R. - La misericordia di Dio
è - in un certo senso - il nome più appropriato che noi peccatori possiamo dare a
Dio. Nella parabola, la dimensione della misericordia si esprime in diversi momenti,
per esempio, quando il padre attende il figlio e quando lo vede venire da lontano
gli corre incontro. Per me il momento più forte è quando gli si getta al collo quasi
"soffocando" quello che voleva confessare il figlio prodigo, quando dice: "non sono
degno di essere tuo figlio...". Il padre quasi lo "soffoca" con amore accogliendolo
e abbracciandolo perché, in quanto padre, non vuole avere uno schiavo, vuole avere
un figlio, anche se un figlio che ha peccato, che ha sbagliato, ma che è rientrato
in se stesso ed è tornato al padre. Dall’altro lato c’è anche la misericordia del
padre quando esce dalla casa e cerca in tutti i modi di convincere il figlio maggiore
ad entrare: anche questa è una bellissima immagine della misericordia di Dio. Questo
Dio che freme in se stesso per tutti quelli che sono fuori, per tutti quelli che sono
nell’isolamento, nella perdizione, nello smarrimento.
D.
- Come riscoprire oggi il Sacramento della riconciliazione?
R.
– Penso che nella stessa parabola ci siano alcuni elementi fondamentali per quanto
riguarda la riconciliazione. Quando il figlio prodigo fa la scelta di vivere secondo
il suo progetto autoaffermativo, comincia a vivere una serie di umiliazioni fino a
giungere alla più grande, quella di trovarsi tra i porci che per la cultura ebraica
rappresenta proprio un’umiliazione totale. In quel momento nel figlio si smuove un
ricordo molto remoto, il ricordo della casa del padre, il ricordo del padre, ed è
molto bello quando la parabola dice: “vorrebbe mangiare le carrube che mangiavano
i porci ma nessuno gliene dava”, e in lui nasce proprio una vera memoria autentica
della relazione d’amore: qualcuno che mi ama e si prende cura di me, non esiste più
nessuno intorno a me.
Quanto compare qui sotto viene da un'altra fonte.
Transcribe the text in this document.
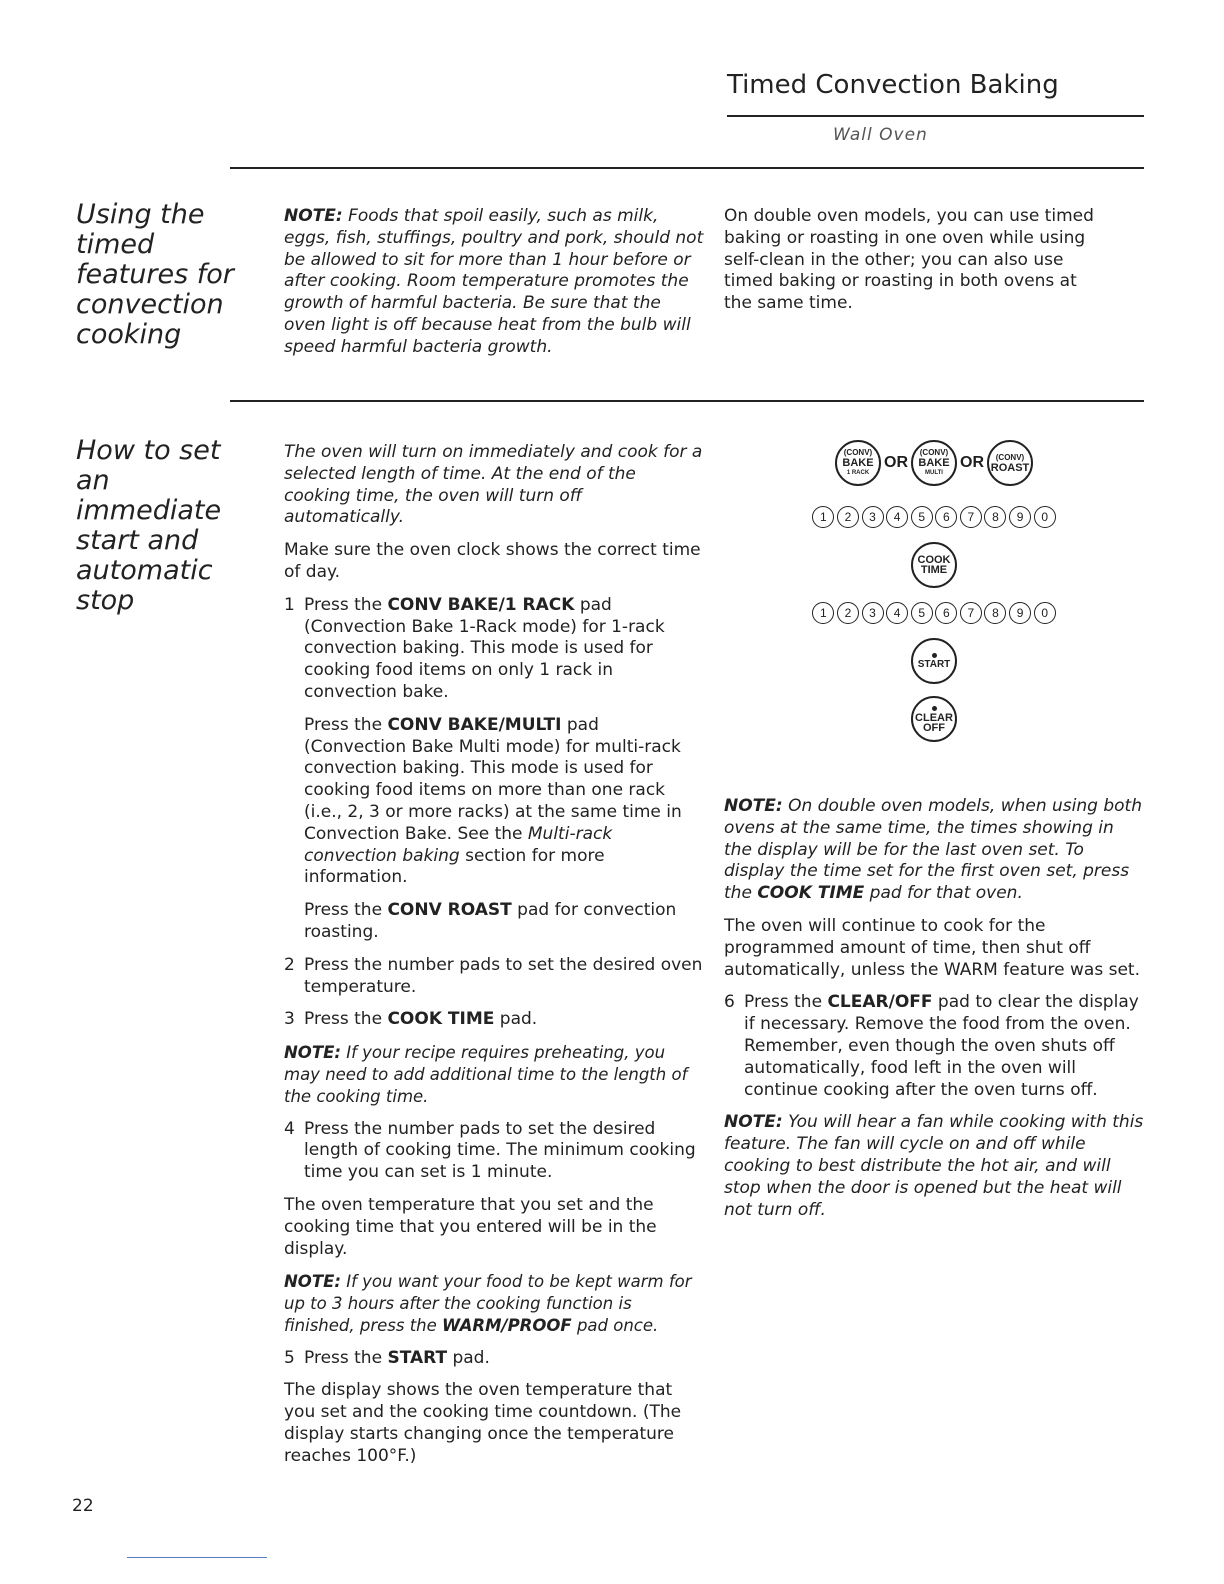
Timed Convection Baking
Wall Oven
Using the timed features for convection cooking

NOTE: Foods that spoil easily, such as milk, eggs, fish, stuffings, poultry and pork, should not be allowed to sit for more than 1 hour before or after cooking. Room temperature promotes the growth of harmful bacteria. Be sure that the oven light is off because heat from the bulb will speed harmful bacteria growth.

On double oven models, you can use timed baking or roasting in one oven while using self-clean in the other; you can also use timed baking or roasting in both ovens at the same time.

How to set an immediate start and automatic stop

The oven will turn on immediately and cook for a selected length of time. At the end of the cooking time, the oven will turn off automatically.

Make sure the oven clock shows the correct time of day.

1 Press the CONV BAKE/1 RACK pad (Convection Bake 1-Rack mode) for 1-rack convection baking. This mode is used for cooking food items on only 1 rack in convection bake.

Press the CONV BAKE/MULTI pad (Convection Bake Multi mode) for multi-rack convection baking. This mode is used for cooking food items on more than one rack (i.e., 2, 3 or more racks) at the same time in Convection Bake. See the Multi-rack convection baking section for more information.

Press the CONV ROAST pad for convection roasting.

2 Press the number pads to set the desired oven temperature.

3 Press the COOK TIME pad.

NOTE: If your recipe requires preheating, you may need to add additional time to the length of the cooking time.

4 Press the number pads to set the desired length of cooking time. The minimum cooking time you can set is 1 minute.

The oven temperature that you set and the cooking time that you entered will be in the display.

NOTE: If you want your food to be kept warm for up to 3 hours after the cooking function is finished, press the WARM/PROOF pad once.

5 Press the START pad.

The display shows the oven temperature that you set and the cooking time countdown. (The display starts changing once the temperature reaches 100°F.)

(CONV)
BAKE
1 RACK
OR
(CONV)
BAKE
MULTI
OR (CONV)
ROAST
1	2	3	4	5	6	7	8	9	0
COOK
TIME
1	2	3	4	5	6	7	8	9	0
START
CLEAR
OFF

NOTE: On double oven models, when using both ovens at the same time, the times showing in the display will be for the last oven set. To display the time set for the first oven set, press the COOK TIME pad for that oven.

The oven will continue to cook for the programmed amount of time, then shut off automatically, unless the WARM feature was set.

6 Press the CLEAR/OFF pad to clear the display if necessary. Remove the food from the oven. Remember, even though the oven shuts off automatically, food left in the oven will continue cooking after the oven turns off.

NOTE: You will hear a fan while cooking with this feature. The fan will cycle on and off while cooking to best distribute the hot air, and will stop when the door is opened but the heat will not turn off.

22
Allora questa memoria comincia a prendere forza nel cuore del
figlio prodigo tanto che decide: "mi alzo e torno da mio padre". Io penso che nell’umanità
- anche così spensierata, come può sembrare a prima vista - sotto, sotto, giace una
memoria profonda che ha un’apertura verso lo spirituale e poiché l’uomo moderno vive
una serie di umiliazioni, anche nei suoi progetti, questo è un momento molto opportuno,
molto fecondo, per una riscoperta di Dio nel cuore dell’uomo attraverso questa memoria
che rimane viva in profondità, come il fuoco sotto le ceneri.